Asian Church responds to NZ quake
Many Asians still thought buried under rubble in aftermath of earthquake
Death toll from earthquake could rise to as high as 240 dead
Churches in Asia are calling for prayers and support as rescuers have officially given up hope of finding more survivors of New Zealand's deadly earthquake.
Authorities say they do not think that anyone trapped beneath rubble could still be alive after nine days and have abandoned hope of finding any more survivors. About 70 people were rescued from the rubble in the hours soon after the 6.3 magnitude earthquake, but no one has been found alive since then. The official death toll from the quake now stands at 161.

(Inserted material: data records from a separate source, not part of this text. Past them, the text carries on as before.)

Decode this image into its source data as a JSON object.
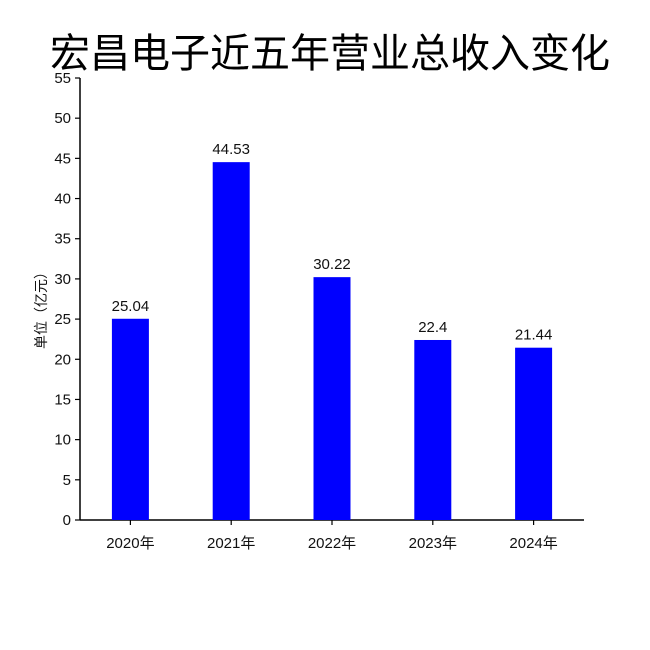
{
  "chart_data": {
    "type": "bar",
    "title": "宏昌电子近五年营业总收入变化",
    "ylabel": "单位（亿元）",
    "xlabel": "",
    "categories": [
      "2020年",
      "2021年",
      "2022年",
      "2023年",
      "2024年"
    ],
    "values": [
      25.04,
      44.53,
      30.22,
      22.4,
      21.44
    ],
    "value_labels": [
      "25.04",
      "44.53",
      "30.22",
      "22.4",
      "21.44"
    ],
    "ylim": [
      0,
      55
    ],
    "yticks": [
      "0",
      "5",
      "10",
      "15",
      "20",
      "25",
      "30",
      "35",
      "40",
      "45",
      "50",
      "55"
    ],
    "bar_color": "#0000FF",
    "grid": false,
    "legend": "none"
  }
}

Officials say the death toll from the earthquake that hit Christchurch February 22 could eventually rise to as high as 240 dead, including dozens of students from across Asia, with Japan topping the list. About 2,500 people have been injured.
Japanese teams were among the first international rescuers helping New Zealand deal with the disaster. Japan, an earthquake prone country, suffered a 7.3 magnitude earthquake in Kobe 15 years ago that killed 6,400 people.
Catholics in Japan say they are concerned for the many affected in New Zealand with many of them asking Caritas Japan to donate money. Caritas Japan will send its counterpart in New Zealand contributions that are being sent to Caritas Japan by Catholics.
Fr Antonius Benny Susetyo, an official with the Indonesian Catholic bishops conference said the local Church has expressed concern and directed Caritas Indonesia, its social service agency, to help victims of the New Zealand earthquake. The bishops have also asked Catholics to pray for those killed in the disaster and those injured. Indonesian understand the pain of loss of loved ones as it has often suffered major earthquakes that has killed hundreds of thousands over the past few years.
In central China, Catholics in Shaanxi province were sad to hear of the tragedy in New Zealand and prayed for the victims. Father Zan of Hanzhong, who served at Xixiang Church, said local people understood the pain of the victims as his parish also suffered from an earthquake in 2008. He expressed hope that the Catholic social service centers in Shaanxi would hold fund-raising activities to collect donations for victims as the Chinese people has also received help from outside during the 2008 quake.
In Xi'an, the provincial capital, Xi'an diocese held a Mass at the cathedral immediately after the quake was reported.
After learning so many people had died and were missing, Su Weimin, a laywoman of Zhouzhi diocese, gathered her family together to pray for the victims.
"Even though Shaanxi is far away from New Zealand and we could not help in the rescue, we could pray fervently to the people there," said another layperson Zan Guangsheng, a construction worker.
In Thailand, the Catholic bishops deputy secretary general Father Pipat Rungruangkanokkul said his conference had sent letters to express their sympathy to the Catholic bishops of New Zealand. The Catholic Bishops Conference of Thailand had asked its counterpart in New Zealand if it needed any assistance. When the CBCT will get the response, it will be acted upon, he said.
Media reports that the list of the missing include more than 60 students at a foreign language school housed in the Canterbury TV building, one of two buildings that were completely collapsed during the quake. The missing students include 28 from Japan, 21 from China, nine from the Philippines, six from Thailand, two from South Korea and one each from Taiwan and Serbia.